Though the simulation is not restricted to the study of contagious diseases, a major application so far has been modeling how a flu epidemic might propagate through different regions. To accomplish this, each person has an embedded model of how he or she might respond to the flu, with probabilities derived from epidemiological data and the person’s age and general health.
Now imagine that a few of those model citizens become infected with the flu. Discerning the impact of millions of unique behaviors on infectious disease patterns involves performing many millions of tiny but intertwined calculations. As the sample population grows, those calculations quickly become a hefty computing task. ”The lack of symmetry and regularity makes these types of problems very different from traditional physics problems that require large computing power,” says Stephen Eubank, the physicist on the project.”We have to address all kinds of scaling issues with the very irregular communication patterns in the model.”
To break up the problem into computable chunks, the software treats each person and each location as a separate set of calculations. In a flu experiment, the algorithm starts with a person in a given health state. If the person is recently infected, his or her health will steadily deteriorate over the course of a day. The victim may begin to show symptoms, and at a certain time the person will become contagious. The algorithm stores a record of each person’s health state as it was at each of the locations he or she visited throughout the day.

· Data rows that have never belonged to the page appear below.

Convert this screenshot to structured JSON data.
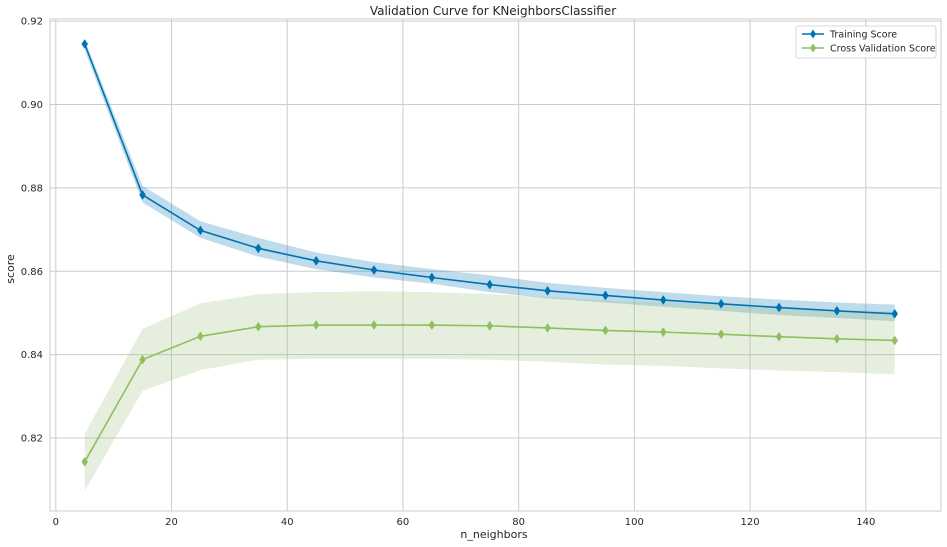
{
  "chart_data": {
    "type": "line",
    "title": "Validation Curve for KNeighborsClassifier",
    "xlabel": "n_neighbors",
    "ylabel": "score",
    "xlim": [
      -1,
      153
    ],
    "ylim": [
      0.8025,
      0.9205
    ],
    "grid": true,
    "legend_position": "top-right",
    "x": [
      5,
      15,
      25,
      35,
      45,
      55,
      65,
      75,
      85,
      95,
      105,
      115,
      125,
      135,
      145
    ],
    "x_ticks": [
      0,
      20,
      40,
      60,
      80,
      100,
      120,
      140
    ],
    "x_tick_labels": [
      "0",
      "20",
      "40",
      "60",
      "80",
      "100",
      "120",
      "140"
    ],
    "y_ticks": [
      0.82,
      0.84,
      0.86,
      0.88,
      0.9,
      0.92
    ],
    "y_tick_labels": [
      "0.82",
      "0.84",
      "0.86",
      "0.88",
      "0.90",
      "0.92"
    ],
    "series": [
      {
        "name": "Training Score",
        "color": "#0072B2",
        "band_color": "#0072B2",
        "marker": "diamond",
        "values": [
          0.9145,
          0.8783,
          0.8698,
          0.8655,
          0.8625,
          0.8603,
          0.8585,
          0.8568,
          0.8553,
          0.8542,
          0.8531,
          0.8522,
          0.8513,
          0.8505,
          0.8498
        ],
        "upper": [
          0.9155,
          0.8805,
          0.872,
          0.868,
          0.8645,
          0.8622,
          0.8605,
          0.859,
          0.8572,
          0.856,
          0.855,
          0.854,
          0.8532,
          0.8525,
          0.852
        ],
        "lower": [
          0.913,
          0.8765,
          0.868,
          0.8635,
          0.8605,
          0.8585,
          0.857,
          0.855,
          0.8535,
          0.8525,
          0.8515,
          0.8505,
          0.8495,
          0.8488,
          0.848
        ]
      },
      {
        "name": "Cross Validation Score",
        "color": "#8FBF5E",
        "band_color": "#9BC07A",
        "marker": "diamond",
        "values": [
          0.8143,
          0.8388,
          0.8444,
          0.8467,
          0.8471,
          0.8471,
          0.8471,
          0.8469,
          0.8464,
          0.8458,
          0.8454,
          0.8449,
          0.8443,
          0.8438,
          0.8434
        ],
        "upper": [
          0.821,
          0.8462,
          0.8523,
          0.8545,
          0.855,
          0.8552,
          0.855,
          0.8545,
          0.8538,
          0.853,
          0.8525,
          0.852,
          0.8515,
          0.8508,
          0.8503
        ],
        "lower": [
          0.8073,
          0.8313,
          0.8363,
          0.8388,
          0.839,
          0.839,
          0.839,
          0.8388,
          0.8383,
          0.8376,
          0.8373,
          0.8367,
          0.8362,
          0.8358,
          0.8353
        ]
      }
    ]
  }
}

Once they have been compiled, those health records are dispatched to the modules of code representing the locations visited by each person. The algorithm checks all the interactions among people who were at a location at the same time and determines the number of new infections that arose from the day’s encounters. After those calculations are finished, the location module sends the updated infection data back to the modules representing each person. Each person and each location is calculated on a unique processing element so that many parts of the algorithm can be computed in parallel on a supercomputer. ”This brute-force computation changes qualitatively how we think about the problem,” says Christopher Barrett, who works on the project and is the director of Virginia Tech’s Network Dynamics and Simulation Science Laboratory.

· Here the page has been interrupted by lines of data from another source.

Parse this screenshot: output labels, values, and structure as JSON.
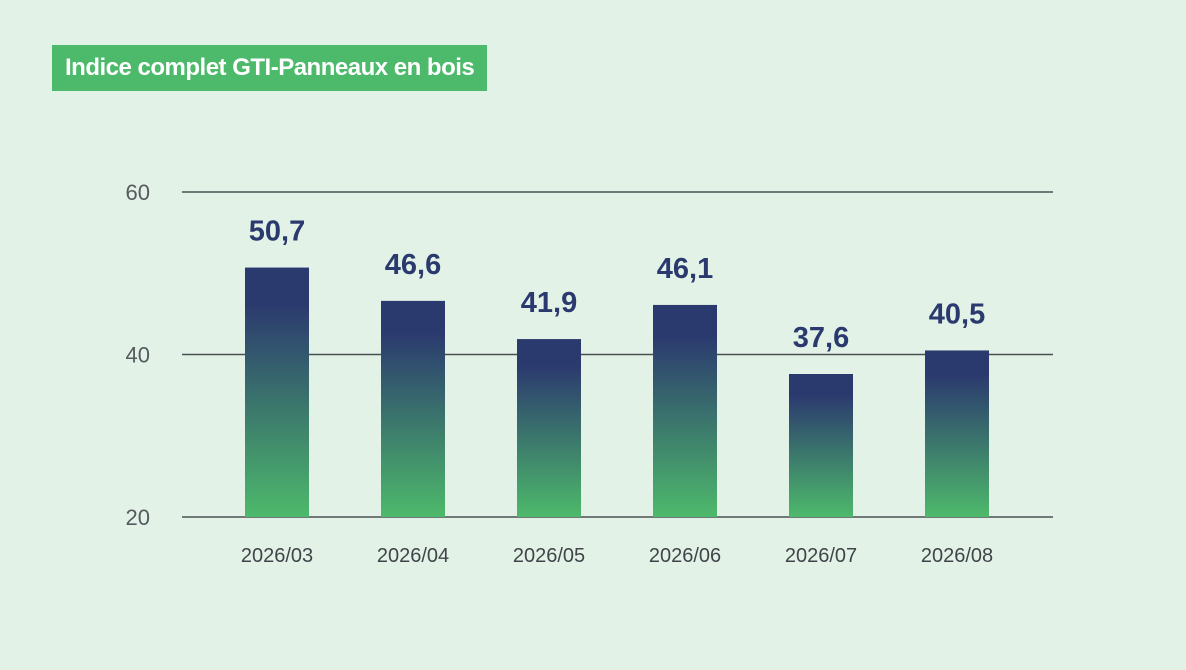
{
  "colors": {
    "background": "#e3f2e7",
    "title_bg": "#4db96b",
    "bar_top": "#2b3a6e",
    "bar_bottom": "#4db96b",
    "label": "#2b3a6e",
    "gridline": "#4a4f54"
  },
  "chart_data": {
    "type": "bar",
    "title": "Indice complet GTI-Panneaux en bois",
    "xlabel": "",
    "ylabel": "",
    "categories": [
      "2026/03",
      "2026/04",
      "2026/05",
      "2026/06",
      "2026/07",
      "2026/08"
    ],
    "values": [
      50.7,
      46.6,
      41.9,
      46.1,
      37.6,
      40.5
    ],
    "value_labels": [
      "50,7",
      "46,6",
      "41,9",
      "46,1",
      "37,6",
      "40,5"
    ],
    "ylim": [
      20,
      60
    ],
    "yticks": [
      20,
      40,
      60
    ],
    "grid": true,
    "legend": "none"
  }
}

For a recent experiment on flu transmission over three months in the Chicago area, for example, the researchers ran 10 iterations of the simulation in 30 minutes each on a cluster of three dozen machines. By virtue of organizing the problem into people and location entities, they were able to speed up the software substantially; using the algorithms available five years ago, a single simulation on comparable machines would have taken up to six hours.

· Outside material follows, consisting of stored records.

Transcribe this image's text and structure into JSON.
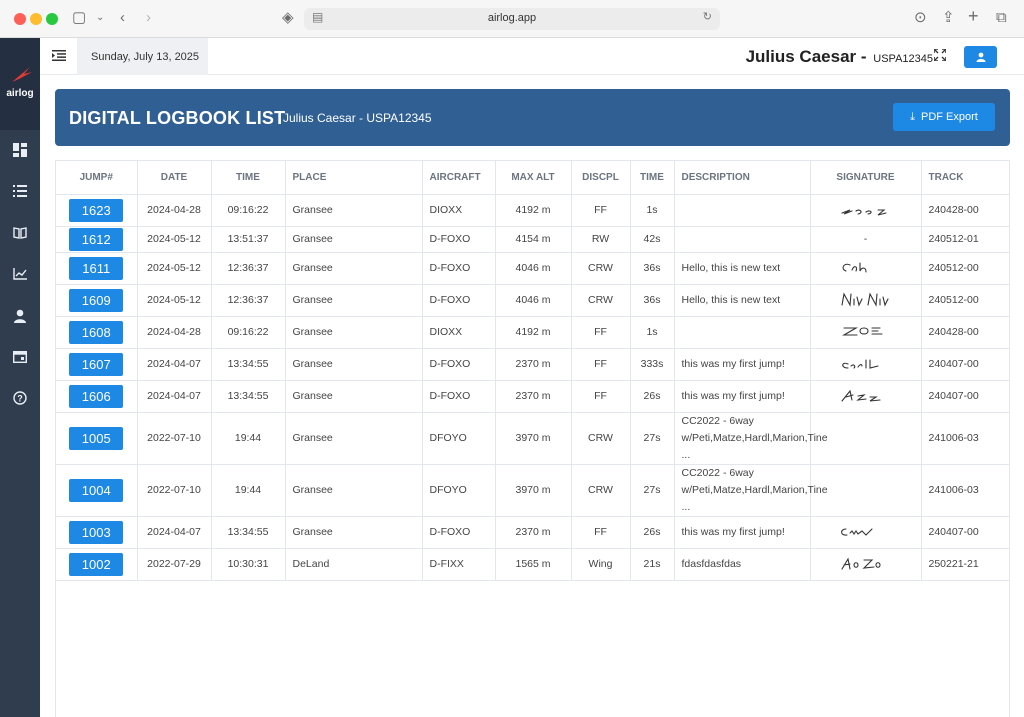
{
  "browser": {
    "url": "airlog.app"
  },
  "sidebar": {
    "logo_text": "airlog"
  },
  "topbar": {
    "date": "Sunday, July 13, 2025",
    "user_name": "Julius Caesar -",
    "user_id": "USPA12345"
  },
  "banner": {
    "title": "DIGITAL LOGBOOK LIST",
    "subtitle": "Julius Caesar - USPA12345",
    "pdf_label": "PDF Export"
  },
  "table": {
    "headers": [
      "JUMP#",
      "DATE",
      "TIME",
      "PLACE",
      "AIRCRAFT",
      "MAX ALT",
      "DISCPL",
      "TIME",
      "DESCRIPTION",
      "SIGNATURE",
      "TRACK"
    ],
    "rows": [
      {
        "jump": "1623",
        "date": "2024-04-28",
        "time": "09:16:22",
        "place": "Gransee",
        "aircraft": "DIOXX",
        "alt": "4192 m",
        "disc": "FF",
        "dur": "1s",
        "desc": "",
        "sig": "Zoc2",
        "track": "240428-00"
      },
      {
        "jump": "1612",
        "date": "2024-05-12",
        "time": "13:51:37",
        "place": "Gransee",
        "aircraft": "D-FOXO",
        "alt": "4154 m",
        "disc": "RW",
        "dur": "42s",
        "desc": "",
        "sig": "-",
        "track": "240512-01"
      },
      {
        "jump": "1611",
        "date": "2024-05-12",
        "time": "12:36:37",
        "place": "Gransee",
        "aircraft": "D-FOXO",
        "alt": "4046 m",
        "disc": "CRW",
        "dur": "36s",
        "desc": "Hello, this is new text",
        "sig": "Cdh",
        "track": "240512-00"
      },
      {
        "jump": "1609",
        "date": "2024-05-12",
        "time": "12:36:37",
        "place": "Gransee",
        "aircraft": "D-FOXO",
        "alt": "4046 m",
        "disc": "CRW",
        "dur": "36s",
        "desc": "Hello, this is new text",
        "sig": "Nik Nik",
        "track": "240512-00"
      },
      {
        "jump": "1608",
        "date": "2024-04-28",
        "time": "09:16:22",
        "place": "Gransee",
        "aircraft": "DIOXX",
        "alt": "4192 m",
        "disc": "FF",
        "dur": "1s",
        "desc": "",
        "sig": "ZOE",
        "track": "240428-00"
      },
      {
        "jump": "1607",
        "date": "2024-04-07",
        "time": "13:34:55",
        "place": "Gransee",
        "aircraft": "D-FOXO",
        "alt": "2370 m",
        "disc": "FF",
        "dur": "333s",
        "desc": "this was my first jump!",
        "sig": "Carll",
        "track": "240407-00"
      },
      {
        "jump": "1606",
        "date": "2024-04-07",
        "time": "13:34:55",
        "place": "Gransee",
        "aircraft": "D-FOXO",
        "alt": "2370 m",
        "disc": "FF",
        "dur": "26s",
        "desc": "this was my first jump!",
        "sig": "Azz",
        "track": "240407-00"
      },
      {
        "jump": "1005",
        "date": "2022-07-10",
        "time": "19:44",
        "place": "Gransee",
        "aircraft": "DFOYO",
        "alt": "3970 m",
        "disc": "CRW",
        "dur": "27s",
        "desc": "CC2022 - 6way w/Peti,Matze,Hardl,Marion,Tine ...",
        "sig": "",
        "track": "241006-03"
      },
      {
        "jump": "1004",
        "date": "2022-07-10",
        "time": "19:44",
        "place": "Gransee",
        "aircraft": "DFOYO",
        "alt": "3970 m",
        "disc": "CRW",
        "dur": "27s",
        "desc": "CC2022 - 6way w/Peti,Matze,Hardl,Marion,Tine ...",
        "sig": "",
        "track": "241006-03"
      },
      {
        "jump": "1003",
        "date": "2024-04-07",
        "time": "13:34:55",
        "place": "Gransee",
        "aircraft": "D-FOXO",
        "alt": "2370 m",
        "disc": "FF",
        "dur": "26s",
        "desc": "this was my first jump!",
        "sig": "Cm",
        "track": "240407-00"
      },
      {
        "jump": "1002",
        "date": "2022-07-29",
        "time": "10:30:31",
        "place": "DeLand",
        "aircraft": "D-FIXX",
        "alt": "1565 m",
        "disc": "Wing",
        "dur": "21s",
        "desc": "fdasfdasfdas",
        "sig": "Ao Zo",
        "track": "250221-21"
      }
    ]
  },
  "colors": {
    "sidebar": "#2f3d4f",
    "banner": "#2f5f93",
    "accent": "#1e88e5",
    "logo": "#e53935"
  }
}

Each run of the simulation reveals the path that the virus took through the population, which could help identify particularly vulnerable subpopulations and the most effective public health interventions. The simulation can also indicate the number of infections each day over the course of the study period, which is important because the peak in infections indicates the biggest burden on the city’s health system. To simulate flu transmission across the entire country, the computer scientists plan to incorporate human air travel next, using flight data from the International Air Transport Association on the number of flights connecting any two hubs. ”The vision is for a Google-like interface, where you approach the system and ask it a question,” says Barrett. ”The framework is there, and now we’re pushing the system to larger and larger scales.”